En anteriores episodios de brucknerite conté que durante mi aventura en tierras intereconómicas tuve el honor de conocer a Luis Ruiz de Gopegui. Un auténtico fragmento de historia viva de la astronáutica en España. Cierto, el papel de nuestro país en la aventura del espacio ha sido secundario —siendo bondadosos, pero está muy necesitado de recuerdo. Ruiz de Gopegui trabajó en la estación de seguimiento de la NASA en Robledo de Chavela desde 1966, a lo largo del desarrollo de todas las misiones Apolo, del programa Skylab, de la misión conjunta soviético-americana Apolo-Soyuz y durante la primera época de los vuelos del transbordador espacial. En sus propias palabras, fue una de las cien personas o así que habría que matar, solo en España, para encubrir un imposible fraude lunar.

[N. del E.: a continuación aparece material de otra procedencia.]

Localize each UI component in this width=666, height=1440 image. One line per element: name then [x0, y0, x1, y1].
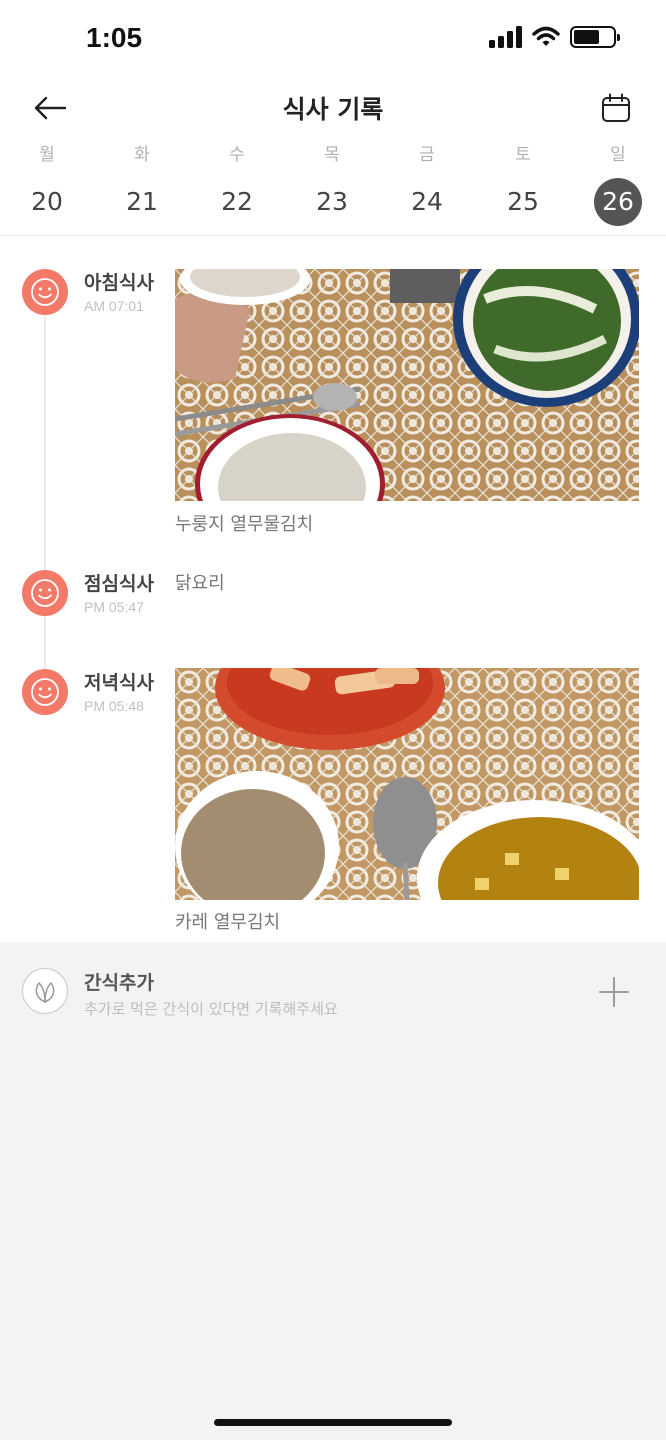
- meal-name: 아침식사: [84, 272, 154, 294]
- plus-icon: [599, 977, 629, 1007]
- day-of-week-label: 목: [324, 145, 340, 165]
- day-of-week-label: 토: [515, 145, 531, 165]
- day-mon[interactable]: 월 20: [17, 140, 77, 226]
- day-thu[interactable]: 목 23: [302, 140, 362, 226]
- day-wed[interactable]: 수 22: [207, 140, 267, 226]
- day-sat[interactable]: 토 25: [493, 140, 553, 226]
- meal-time: PM 05:48: [84, 698, 144, 714]
- wifi-icon: [532, 26, 560, 46]
- day-number: 21: [126, 187, 158, 216]
- day-number: 24: [411, 187, 443, 216]
- day-tue[interactable]: 화 21: [112, 140, 172, 226]
- battery-level: [574, 30, 599, 44]
- meal-caption: 카레 열무김치: [175, 912, 281, 933]
- snack-subtitle: 추가로 먹은 간식이 있다면 기록해주세요: [84, 1000, 338, 1018]
- main-panel: 1:05 식사 기록 월 20 화 21 수 22 목 23 금 24 토 25…: [0, 0, 666, 942]
- meal-name: 점심식사: [84, 573, 154, 595]
- meal-time: AM 07:01: [84, 298, 144, 314]
- status-icons: [489, 26, 620, 48]
- week-strip: 월 20 화 21 수 22 목 23 금 24 토 25 일 26: [0, 140, 666, 236]
- day-of-week-label: 일: [610, 145, 626, 165]
- snack-add-row[interactable]: 간식추가 추가로 먹은 간식이 있다면 기록해주세요: [0, 942, 666, 1042]
- meal-photo[interactable]: [175, 668, 639, 900]
- day-number: 25: [507, 187, 539, 216]
- snack-title: 간식추가: [84, 972, 154, 994]
- smiley-icon: [22, 669, 68, 715]
- day-number: 23: [316, 187, 348, 216]
- battery-icon: [570, 26, 620, 48]
- day-of-week-label: 화: [134, 145, 150, 165]
- smiley-icon: [22, 570, 68, 616]
- day-number-selected: 26: [594, 178, 642, 226]
- calendar-button[interactable]: [598, 88, 634, 128]
- day-of-week-label: 금: [419, 145, 435, 165]
- day-number: 22: [221, 187, 253, 216]
- page-title: 식사 기록: [282, 95, 384, 124]
- day-of-week-label: 수: [229, 145, 245, 165]
- timeline-line: [44, 292, 46, 692]
- cellular-signal-icon: [489, 26, 522, 48]
- day-number: 20: [31, 187, 63, 216]
- day-of-week-label: 월: [39, 145, 55, 165]
- meal-photo[interactable]: [175, 269, 639, 501]
- add-snack-button[interactable]: [598, 976, 630, 1008]
- leaf-icon: [22, 968, 68, 1014]
- home-indicator: [214, 1419, 452, 1426]
- day-fri[interactable]: 금 24: [397, 140, 457, 226]
- meal-caption: 누룽지 열무물김치: [175, 514, 314, 535]
- status-time: 1:05: [86, 22, 143, 53]
- day-sun[interactable]: 일 26: [588, 140, 648, 226]
- meal-time: PM 05:47: [84, 599, 144, 615]
- smiley-icon: [22, 269, 68, 315]
- meal-caption: 닭요리: [175, 573, 225, 594]
- calendar-icon: [602, 93, 630, 122]
- meal-name: 저녁식사: [84, 672, 154, 694]
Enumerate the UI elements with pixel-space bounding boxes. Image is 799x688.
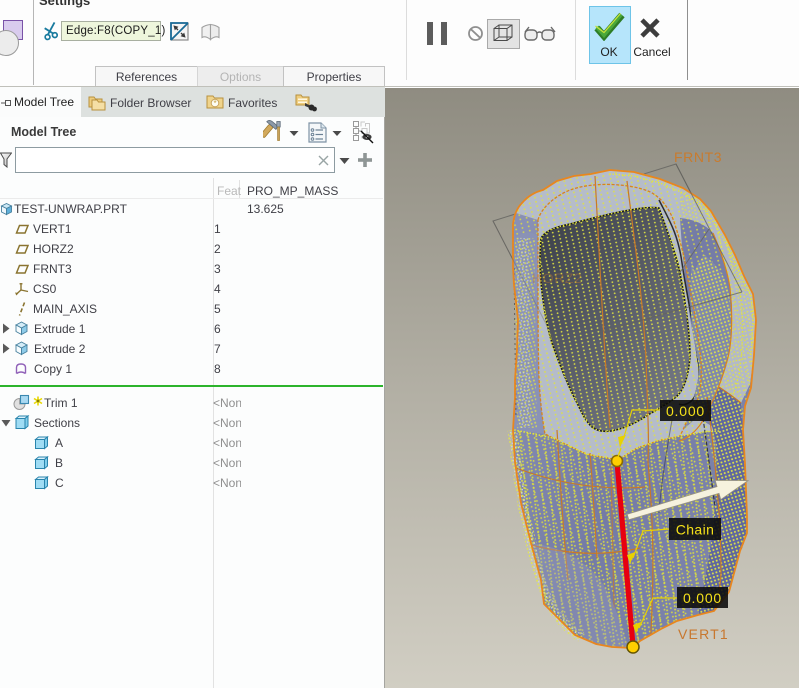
svg-text:0.000: 0.000: [683, 590, 722, 606]
svg-text:Chain: Chain: [676, 522, 715, 538]
svg-text:HORZ2: HORZ2: [532, 270, 582, 286]
svg-text:VERT1: VERT1: [678, 626, 729, 642]
svg-text:*: *: [213, 99, 216, 108]
svg-text:FRNT3: FRNT3: [674, 149, 722, 165]
svg-text:0.000: 0.000: [666, 403, 705, 419]
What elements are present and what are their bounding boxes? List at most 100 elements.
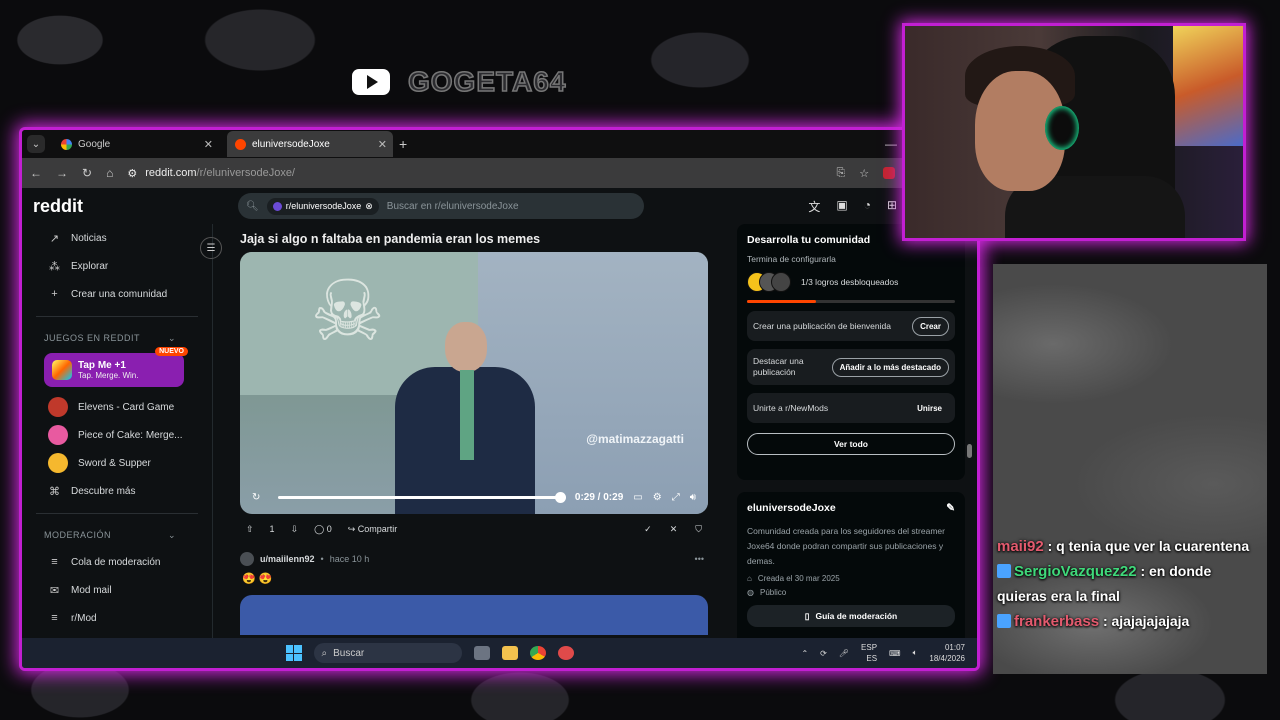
downvote-icon[interactable]: ⇩	[291, 524, 299, 535]
mod-section-header[interactable]: MODERACIÓN ⌄	[22, 522, 212, 548]
scrollbar-thumb[interactable]	[967, 444, 972, 458]
windows-start-icon[interactable]	[285, 645, 302, 661]
volume-icon[interactable]: 🔈︎	[913, 648, 918, 658]
divider	[36, 316, 198, 317]
featured-game-tap-me[interactable]: Tap Me +1 Tap. Merge. Win. NUEVO	[44, 347, 188, 387]
chat-badge-icon	[997, 564, 1011, 578]
sidebar-item-game[interactable]: Piece of Cake: Merge...	[22, 421, 212, 449]
replay-icon[interactable]: ↻	[252, 492, 260, 503]
taskbar-search[interactable]: ⌕ Buscar	[313, 643, 462, 663]
header-actions: 文 ▣ ◔ ⊞	[808, 198, 897, 215]
sidebar-item-crear-comunidad[interactable]: + Crear una comunidad	[22, 280, 212, 308]
sidebar-item-mod-queue[interactable]: ≡ Cola de moderación	[22, 548, 212, 576]
tab-search-button[interactable]: ⌄	[27, 135, 45, 153]
video-progress-bar[interactable]	[278, 491, 566, 503]
remove-icon[interactable]: ✕	[670, 524, 678, 535]
fullscreen-icon[interactable]: ⤢	[672, 492, 680, 503]
sidebar-item-rmod[interactable]: ≡ r/Mod	[22, 604, 212, 632]
chat-icon[interactable]: ◔	[864, 198, 871, 215]
post-media[interactable]	[240, 595, 708, 635]
sync-icon[interactable]: ⟳	[820, 649, 827, 658]
post-author[interactable]: u/maiilenn92	[260, 554, 315, 564]
install-app-icon[interactable]: ⎘	[836, 167, 845, 180]
avatar[interactable]	[240, 552, 254, 566]
add-highlight-button[interactable]: Añadir a lo más destacado	[831, 357, 949, 377]
video-time: 0:29 / 0:29	[574, 491, 624, 503]
video-player[interactable]: ☠ @matimazzagatti ↻ 0:29 / 0:29 ▭ ⚙ ⤢ 🔊︎	[240, 252, 708, 514]
more-options-icon[interactable]: •••	[695, 554, 710, 564]
divider	[36, 513, 198, 514]
extension-icon[interactable]	[883, 167, 896, 179]
achievement-badge	[771, 272, 791, 292]
mod-guide-button[interactable]: ▯ Guía de moderación	[747, 605, 955, 627]
game-subtitle: Tap. Merge. Win.	[78, 371, 139, 380]
community-avatar	[272, 201, 282, 211]
achievements[interactable]: 1/3 logros desbloqueados	[747, 272, 955, 292]
post-title[interactable]: Jaja si algo n faltaba en pandemia eran …	[240, 232, 710, 246]
home-icon[interactable]: ⌂	[106, 166, 113, 180]
join-button[interactable]: Unirse	[910, 400, 949, 417]
task-view-icon[interactable]	[473, 646, 490, 660]
minimize-window-button[interactable]: —	[885, 137, 897, 151]
chrome-icon[interactable]	[529, 646, 546, 660]
sidebar-item-game[interactable]: Sword & Supper	[22, 449, 212, 477]
webcam-overlay	[905, 26, 1243, 238]
reload-icon[interactable]: ↻	[82, 166, 92, 180]
chat-message: maii92 : q tenia que ver la cuarentena	[997, 534, 1263, 559]
youtube-icon	[352, 69, 390, 95]
see-all-button[interactable]: Ver todo	[747, 433, 955, 455]
ads-icon[interactable]: ▣	[836, 198, 847, 215]
progress-knob[interactable]	[554, 491, 566, 503]
community-search-chip[interactable]: r/eluniversodeJoxe ⊗	[266, 197, 379, 215]
upvote-icon[interactable]: ⇧	[246, 524, 254, 535]
file-explorer-icon[interactable]	[501, 646, 518, 660]
search-input[interactable]: 🔍︎ r/eluniversodeJoxe ⊗ Buscar en r/elun…	[238, 193, 644, 219]
forward-icon[interactable]: →	[56, 166, 68, 180]
sidebar-item-discover[interactable]: ⌘ Descubre más	[22, 477, 212, 505]
site-info-icon[interactable]: ⚙	[127, 167, 137, 180]
translate-icon[interactable]: 文	[808, 198, 820, 215]
captions-icon[interactable]: ▭	[633, 492, 642, 503]
chat-text: : q tenia que ver la cuarentena	[1043, 538, 1250, 554]
bookmark-star-icon[interactable]: ☆	[859, 167, 869, 180]
close-tab-icon[interactable]: ✕	[378, 138, 387, 151]
create-post-icon[interactable]: ⊞	[887, 198, 897, 215]
url-field[interactable]: ⚙ reddit.com/r/eluniversodeJoxe/	[127, 167, 822, 180]
new-tab-button[interactable]: +	[399, 136, 407, 152]
sidebar-item-game[interactable]: Elevens - Card Game	[22, 393, 212, 421]
tab-google[interactable]: Google ✕	[53, 131, 219, 157]
sidebar-item-explorar[interactable]: ⁂ Explorar	[22, 252, 212, 280]
settings-gear-icon[interactable]: ⚙	[653, 492, 662, 503]
obs-icon[interactable]	[557, 646, 574, 660]
task-welcome-post: Crear una publicación de bienvenida Crear	[747, 311, 955, 341]
created-text: Creada el 30 mar 2025	[757, 574, 840, 583]
right-sidebar: Desarrolla tu comunidad ⌃ Termina de conf…	[737, 224, 965, 652]
edit-pencil-icon[interactable]: ✎	[946, 502, 955, 514]
sidebar-item-noticias[interactable]: ↗ Noticias	[22, 224, 212, 252]
volume-icon[interactable]: 🔊︎	[690, 492, 696, 503]
mic-icon[interactable]: 🎤︎	[839, 649, 849, 658]
language[interactable]: ESP	[861, 643, 877, 652]
chat-text: : ajajajajajaja	[1099, 613, 1190, 629]
reddit-logo[interactable]: reddit	[33, 196, 238, 217]
create-button[interactable]: Crear	[912, 316, 949, 336]
approve-icon[interactable]: ✓	[644, 524, 652, 535]
achievements-text: 1/3 logros desbloqueados	[801, 277, 899, 287]
tab-bar: ⌄ Google ✕ eluniversodeJoxe ✕ + —	[22, 130, 977, 158]
shield-icon[interactable]: ⛉	[695, 524, 702, 535]
back-icon[interactable]: ←	[30, 166, 42, 180]
clock-date: 18/4/2026	[929, 654, 965, 663]
tray-chevron-icon[interactable]: ⌃	[801, 649, 808, 658]
scrollbar[interactable]	[967, 224, 973, 638]
clear-chip-icon[interactable]: ⊗	[365, 201, 373, 212]
network-icon[interactable]: ⌨	[889, 649, 901, 658]
clock[interactable]: 01:07 18/4/2026	[929, 642, 965, 664]
share-button[interactable]: ↪ Compartir	[348, 524, 398, 535]
collapse-sidebar-button[interactable]: ☰	[200, 237, 222, 259]
comments-button[interactable]: ◯ 0	[314, 524, 332, 535]
sidebar-item-mod-mail[interactable]: ✉ Mod mail	[22, 576, 212, 604]
card-title: Desarrolla tu comunidad	[747, 234, 871, 246]
tab-reddit[interactable]: eluniversodeJoxe ✕	[227, 131, 393, 157]
stream-chat: maii92 : q tenia que ver la cuarentena Se…	[993, 264, 1267, 674]
close-tab-icon[interactable]: ✕	[204, 138, 213, 151]
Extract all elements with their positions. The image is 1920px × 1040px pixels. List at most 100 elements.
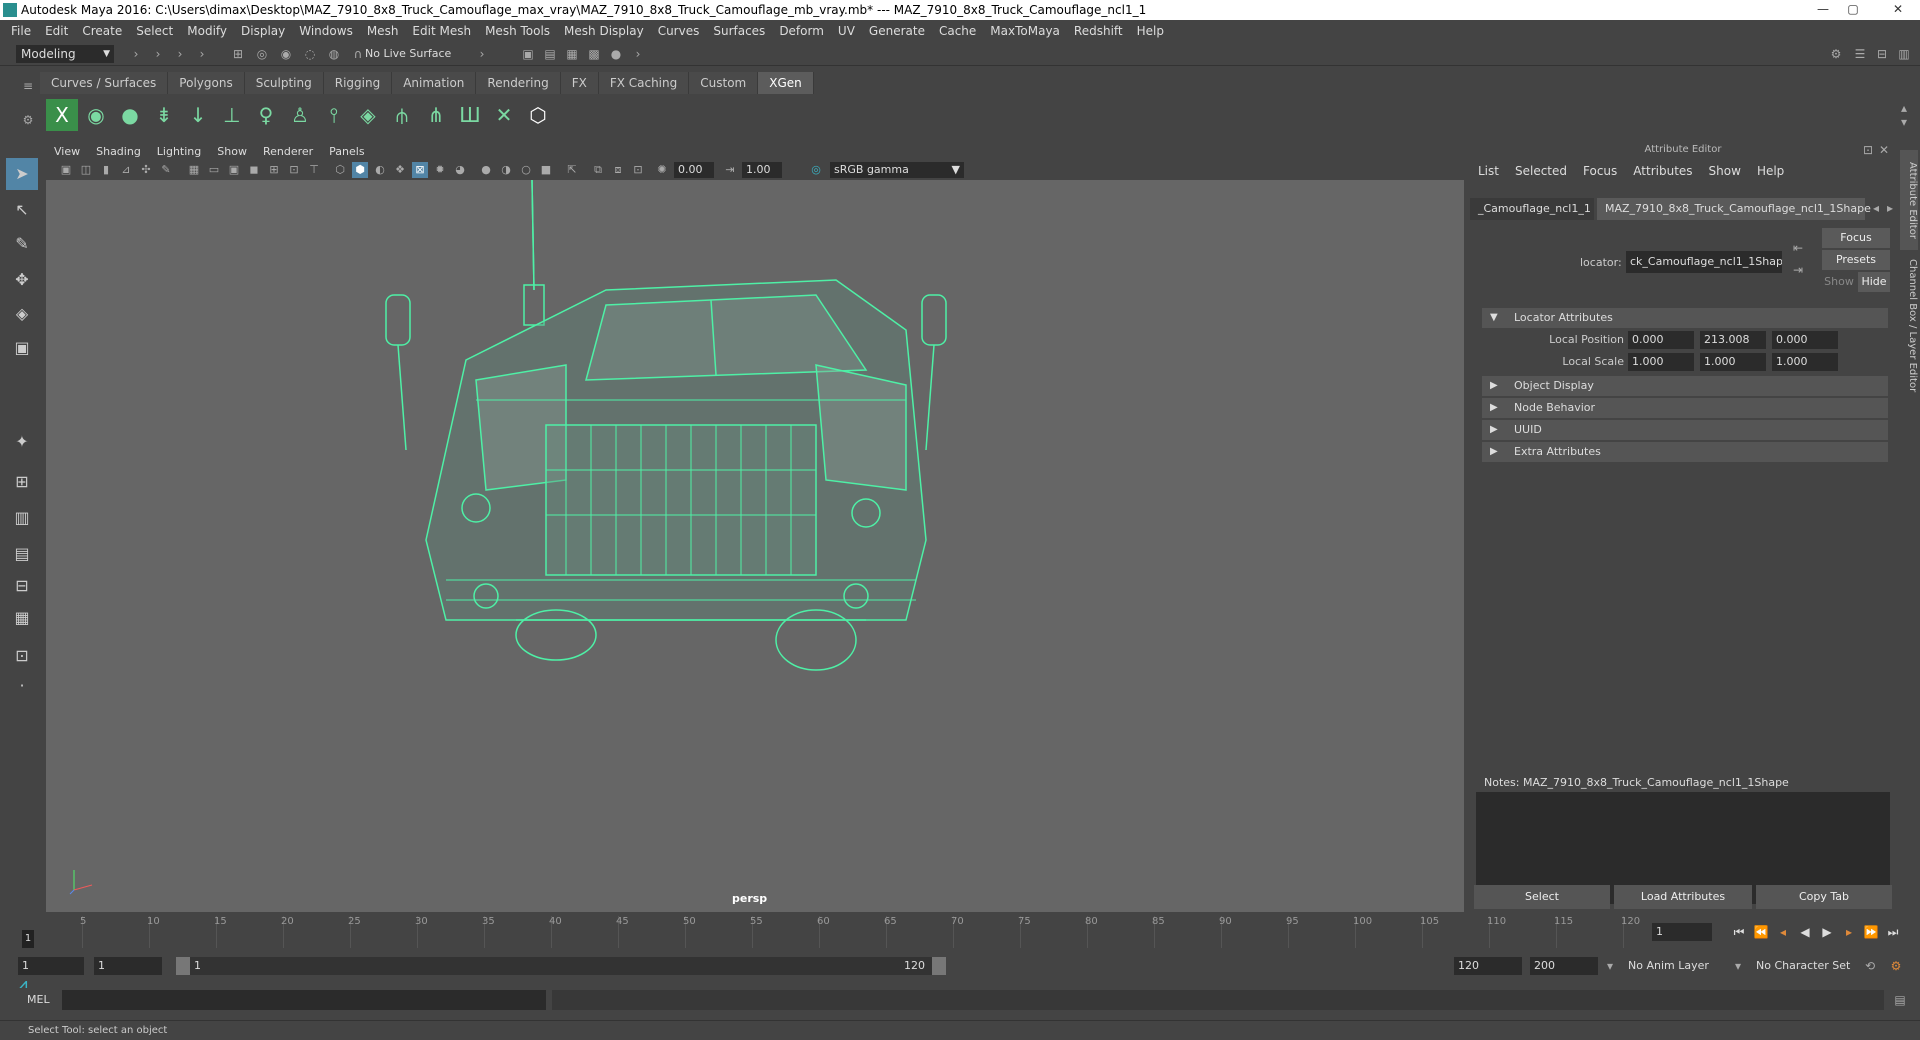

Ruiz de Gopegui contó el chiste que viene a continuación fuera de cámara —no cabía en la exigua duración del programa. Se lo relató a su vez el fallecido astronauta Evans, piloto del módulo de mando del Apolo 17; y así, peinado un poco para la ocasión de ponerlo por escrito, os lo transmito:
Es un hecho poco conocido que los astronautas americanos son funcionarios, y por tanto sus sueldos no son precisamente nada que envidiar. Una vez, uno de ellos (quizá uno de los «siete magníficos»), agobiado por las deudas, tramó un plan que mejoraría considerablemente su nivel de vida. Aprovechando un viaje de buena voluntad a la Unión Soviética, solicitó una audiencia privada con el premier Jrushchov. Cuando estuvo ante él le dijo:
—No sé si Gagarin vio a Dios ahí arriba, pero yo sí que lo vi desde la ventanilla de mi cápsula. De modo que si quiere continuar con la ficción atea de sus soviets, ya sabe lo que tiene que hacer.
Jruchov, alarmado, pagó una considerable suma en rublos a su inesperado chantajista para que mantuviera la boca cerrada y se olvidara del asunto.
Tiempo después —poco, pues nuestro astronauta no se caracterizaba por su vida recatada y su capacidad de ahorro— el protagonista de nuestra historia se vio de nuevo perseguido por acreedores. Decidió en esta ocasión, aprovechando otra de sus giras de conferencias a Italia, solicitar audiencia ante el papa Juan XXIII. Una vez estuvo ante él le dijo:
—Ustedes se pasan el tiempo predicando sobre Dios y el cielo, pero ha de saber que yo he estado allí y no había otra cosa que vacío. De modo que si desea continuar con la ficción creyente de su iglesia, ya sabe lo que tiene que hacer.
El papa, prudente, decidió destinar una buena cantidad de liras de la banca vaticana a nuestro atrevido astronauta para que no fuera por ahí aireando asuntos peligrosos para la fe.
No pasó demasiado tiempo antes de que el protagonista de esta historia se viera de nuevo en la más abyecta de las ruinas, cortesía de unos viajes a Las Vegas que había realizado en su propio avión de entrenamiento mientras nadie miraba. Esta vez decidió pedir audiencia al presidente Carter. Éste, advertido por el servicio secreto del peculiar modo de ganarse la vida de nuestro astronauta, pronto decidió que la cosa no iba con él, ya que era agnóstico y tenía poco que ganar o perder con que Dios estuviera o no ahí afuera. Sin embargo, para pasar un rato divertido, decidió conceder la audiencia que se le solicitaba.
No bien hubo entrado nuestro astronauta en el despacho Oval cuando Carter, sin perder tiempo, le espetó:
—Conozco sus métodos, pero conmigo no van a servirle de nada. Ha de saber que soy agnóstico y que no tengo nada que perder con sus historias acerca de Dios.
—Qué le vamos a hacer —contestó el astronauta—. He de confesarle que mentí al papa y no fui exacto con Jrushchov. ¿Sabe? Sí que vi a Dios cuando estuve allá arriba. Por cierto, era negro.
Bola extra
Por lo visto, Evans era bastante fatuo, según lo recuerda Ruiz de Gopegui. En una ocasión, estando de visita en España, comentó que en su hotel había muchas señoritas atractivas. Pero en vez de pedirle su autógrafo —o quién sabe qué más— ¡le pedían dinero!